I have a lot of guilt for a person who probably really shouldn’t. Take yesterday, for instance. Yesterday was day 6 of the worst allergy attack I’ve ever had in my life. Here in Baltimore the flowers, trees, and grass are all blooming at the same time and have culminated in record breaking pollen counts, according to the newscasters. I haven’t been able to breath out of my right nostril and have had one continual sinus headache for days, so I called out of work yesterday when my head hurt so bad I couldn’t get out of bed. And as soon as I could muster opening my eyes and getting out of bed (at 1pm) to get some allergy and pain meds, I was hit with the wall of guilt for not having gone to work.

I hate sick days. I hate staying at home. I feel guilty each and every time I have to call out of work. I even felt guilty about it when I had eColi and couldn’t stray more than 10 feet from the toilet for 5 days. Due to that bout of sickness, I’ve depleted my sick days and now I can’t miss any more work until September 27, which makes me feel even more guilty.

To my defense, I did e-mail my boss at 2pm yesterday, and I completed a chapter I had e-mailed myself last week, working till 5pm, so I did get some work in. Still, it doesn’t feel like work if I’m not there, sitting in my office, even though, truth be told, I likely get more work done when I’m at home than I do at an average day at the office.

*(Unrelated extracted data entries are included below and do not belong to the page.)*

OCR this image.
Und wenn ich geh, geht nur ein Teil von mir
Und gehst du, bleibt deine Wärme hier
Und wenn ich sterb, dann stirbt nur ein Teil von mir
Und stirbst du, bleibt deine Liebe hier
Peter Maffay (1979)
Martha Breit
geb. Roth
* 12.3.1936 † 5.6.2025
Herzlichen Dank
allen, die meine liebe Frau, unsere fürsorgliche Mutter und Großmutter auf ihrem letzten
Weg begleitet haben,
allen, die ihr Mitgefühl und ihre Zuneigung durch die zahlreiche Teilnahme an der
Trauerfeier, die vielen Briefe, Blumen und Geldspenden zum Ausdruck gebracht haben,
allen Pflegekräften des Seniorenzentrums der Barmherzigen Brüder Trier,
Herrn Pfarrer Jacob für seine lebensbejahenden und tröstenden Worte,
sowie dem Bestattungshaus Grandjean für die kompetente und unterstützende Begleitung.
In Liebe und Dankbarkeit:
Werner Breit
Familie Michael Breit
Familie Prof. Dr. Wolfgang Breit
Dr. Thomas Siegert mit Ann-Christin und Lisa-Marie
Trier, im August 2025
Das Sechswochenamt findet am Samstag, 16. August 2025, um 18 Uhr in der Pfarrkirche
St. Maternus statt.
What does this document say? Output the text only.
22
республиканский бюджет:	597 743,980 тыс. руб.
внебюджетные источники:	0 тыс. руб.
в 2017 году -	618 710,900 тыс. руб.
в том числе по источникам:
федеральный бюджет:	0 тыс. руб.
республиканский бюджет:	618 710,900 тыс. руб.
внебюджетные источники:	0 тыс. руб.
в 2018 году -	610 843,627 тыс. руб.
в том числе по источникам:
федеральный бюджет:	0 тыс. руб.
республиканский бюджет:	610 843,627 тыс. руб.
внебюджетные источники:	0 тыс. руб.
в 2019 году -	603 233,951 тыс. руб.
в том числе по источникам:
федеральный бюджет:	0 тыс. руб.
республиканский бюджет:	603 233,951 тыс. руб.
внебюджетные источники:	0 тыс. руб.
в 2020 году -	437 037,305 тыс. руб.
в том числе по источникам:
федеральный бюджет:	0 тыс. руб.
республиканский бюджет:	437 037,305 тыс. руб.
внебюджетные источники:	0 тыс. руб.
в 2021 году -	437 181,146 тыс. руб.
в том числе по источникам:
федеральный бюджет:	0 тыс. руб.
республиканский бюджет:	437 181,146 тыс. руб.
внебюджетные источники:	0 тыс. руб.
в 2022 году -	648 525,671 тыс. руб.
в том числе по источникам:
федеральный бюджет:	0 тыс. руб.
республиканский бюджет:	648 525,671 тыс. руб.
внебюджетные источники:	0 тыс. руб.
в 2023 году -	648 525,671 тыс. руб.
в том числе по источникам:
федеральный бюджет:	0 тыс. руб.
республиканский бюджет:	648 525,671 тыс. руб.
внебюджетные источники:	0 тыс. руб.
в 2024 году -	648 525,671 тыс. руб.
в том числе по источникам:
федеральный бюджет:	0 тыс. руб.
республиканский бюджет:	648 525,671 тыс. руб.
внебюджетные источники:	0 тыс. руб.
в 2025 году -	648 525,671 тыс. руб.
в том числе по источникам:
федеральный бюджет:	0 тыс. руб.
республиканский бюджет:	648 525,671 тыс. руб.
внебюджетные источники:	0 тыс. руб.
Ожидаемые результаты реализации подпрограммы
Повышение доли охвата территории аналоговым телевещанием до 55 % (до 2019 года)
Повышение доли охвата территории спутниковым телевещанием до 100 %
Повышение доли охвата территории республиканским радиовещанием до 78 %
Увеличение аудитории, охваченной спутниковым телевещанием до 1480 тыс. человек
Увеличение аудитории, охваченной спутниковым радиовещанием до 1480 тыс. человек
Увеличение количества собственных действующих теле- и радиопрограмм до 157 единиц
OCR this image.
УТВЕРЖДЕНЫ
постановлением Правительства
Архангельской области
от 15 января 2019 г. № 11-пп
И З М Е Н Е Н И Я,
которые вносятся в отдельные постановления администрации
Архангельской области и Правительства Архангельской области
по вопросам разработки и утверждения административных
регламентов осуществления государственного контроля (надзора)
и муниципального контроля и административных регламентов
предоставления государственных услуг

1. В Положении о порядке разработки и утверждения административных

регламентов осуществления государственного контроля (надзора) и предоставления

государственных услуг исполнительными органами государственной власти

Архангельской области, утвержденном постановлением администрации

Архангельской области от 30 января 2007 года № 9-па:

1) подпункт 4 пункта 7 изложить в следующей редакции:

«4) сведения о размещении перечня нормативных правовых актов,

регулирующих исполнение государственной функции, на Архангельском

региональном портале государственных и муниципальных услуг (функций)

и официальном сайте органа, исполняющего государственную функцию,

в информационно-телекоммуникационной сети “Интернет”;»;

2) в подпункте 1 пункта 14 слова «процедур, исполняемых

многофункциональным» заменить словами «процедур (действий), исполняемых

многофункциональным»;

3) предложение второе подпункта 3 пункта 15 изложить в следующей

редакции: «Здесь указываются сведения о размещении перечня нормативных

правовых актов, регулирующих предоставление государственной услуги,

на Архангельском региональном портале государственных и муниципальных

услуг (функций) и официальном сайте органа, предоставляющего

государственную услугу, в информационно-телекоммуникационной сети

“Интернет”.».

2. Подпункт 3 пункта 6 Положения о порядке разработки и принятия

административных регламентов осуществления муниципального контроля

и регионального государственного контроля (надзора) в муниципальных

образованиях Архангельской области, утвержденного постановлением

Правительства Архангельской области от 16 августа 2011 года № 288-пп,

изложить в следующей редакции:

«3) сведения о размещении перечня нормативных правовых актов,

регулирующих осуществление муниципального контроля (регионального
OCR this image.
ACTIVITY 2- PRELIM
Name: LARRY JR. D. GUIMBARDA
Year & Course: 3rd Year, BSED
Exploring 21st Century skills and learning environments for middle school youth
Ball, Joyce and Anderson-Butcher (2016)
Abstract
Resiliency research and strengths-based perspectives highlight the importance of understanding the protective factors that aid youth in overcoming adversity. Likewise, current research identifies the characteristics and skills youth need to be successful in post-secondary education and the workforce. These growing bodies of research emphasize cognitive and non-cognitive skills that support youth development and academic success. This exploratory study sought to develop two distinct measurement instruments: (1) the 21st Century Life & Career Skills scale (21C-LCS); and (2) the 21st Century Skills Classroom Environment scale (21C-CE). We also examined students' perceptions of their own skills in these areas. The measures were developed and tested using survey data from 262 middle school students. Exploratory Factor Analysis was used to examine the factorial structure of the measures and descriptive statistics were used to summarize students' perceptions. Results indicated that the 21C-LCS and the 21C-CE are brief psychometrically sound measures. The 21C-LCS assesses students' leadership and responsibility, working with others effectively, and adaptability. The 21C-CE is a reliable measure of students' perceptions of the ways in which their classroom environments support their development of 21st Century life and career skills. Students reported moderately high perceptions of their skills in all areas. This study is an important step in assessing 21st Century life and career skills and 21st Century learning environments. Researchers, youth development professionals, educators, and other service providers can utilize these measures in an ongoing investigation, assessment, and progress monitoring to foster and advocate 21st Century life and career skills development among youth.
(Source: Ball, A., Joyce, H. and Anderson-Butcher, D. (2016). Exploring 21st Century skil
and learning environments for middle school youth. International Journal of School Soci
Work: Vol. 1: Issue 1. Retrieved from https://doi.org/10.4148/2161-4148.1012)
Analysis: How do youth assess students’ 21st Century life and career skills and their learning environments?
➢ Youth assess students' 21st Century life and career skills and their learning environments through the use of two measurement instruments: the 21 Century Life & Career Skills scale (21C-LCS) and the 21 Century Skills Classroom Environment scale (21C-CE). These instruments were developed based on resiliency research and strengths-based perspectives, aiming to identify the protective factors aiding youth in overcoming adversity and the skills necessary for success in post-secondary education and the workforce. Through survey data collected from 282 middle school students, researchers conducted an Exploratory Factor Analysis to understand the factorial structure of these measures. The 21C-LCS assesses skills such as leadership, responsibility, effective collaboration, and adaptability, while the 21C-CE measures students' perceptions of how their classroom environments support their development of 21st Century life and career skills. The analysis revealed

Our first bout of the home team season is this coming Saturday. I’ve been a busy bee preparing for that, and last night was to be the last team scrimmage we were to have before the bout, so I felt I needed to be there – at least to scrimmage with my team. I loaded myself up on 4 different allergy medications and went to practice, only after having gotten a disapproving look from J, who is of the mind of “if you can’t go to work, then you shouldn't do anything else that day.” (Sigh)

I made it through skating last night, took Benadryl, went to bed, made myself get up early to come into work early to make myself feel better about having missed work yesterday. I’ve brought 3 allergy meds with me, and I’m currently so freaking jittery that I’m actually thinking twice about going to get my usual morning coffee for fear that my heart will explode.

Well, I suppose all I can do is play catch up. I’ll stay late today and likely come in early again tomorrow, as I pray for forgiveness from the unmerciful god of guilt that resides in my head.

5 comments:

Tami said...

Aleergies are a sad thing, I remember watching my Mom when I was growing up. The only thing they had back then was Contact. Wow I am dating myself! The poor woman could not see without her contact lenses in and could not get them in because her eyes were so swollen and watery. I am dealing with poison ivy right now so I can relate to allery junk!

Tami said...

opps typo allergies

SKabs said...

I ALWAYS feel guilty about missing anything for being sick, which sux cuz I am actually sick quite a bit. At my last visit to my ENT, I asked for an explanation of why I kept getting sinus and upper respiratory infections when I don't have allergies and my immune system is working fine...she said "you're just a sickly person I guess."

Yeah...thanks for the official diagnosis, doc. Blerg.

Ruth of All Evil said...

I totally can relate to the sick-guilt! I had massive guilt last week when I had the flu (the flu!) and went back to work before I was all-the-way better, because I feel like if I can walk and talk I had better be at work. You'd think I'd have more guilt about exposing my coworkers to the flu, but my guilt was over not being there. I also only get one sick day per quarter, so I can't afford to be sick. Blargh.

Betty Beatdown said...

I don't have guilt until I get back to work and everyone bitches about how crappy it was to cover for me. SORRY ABOUT THAT.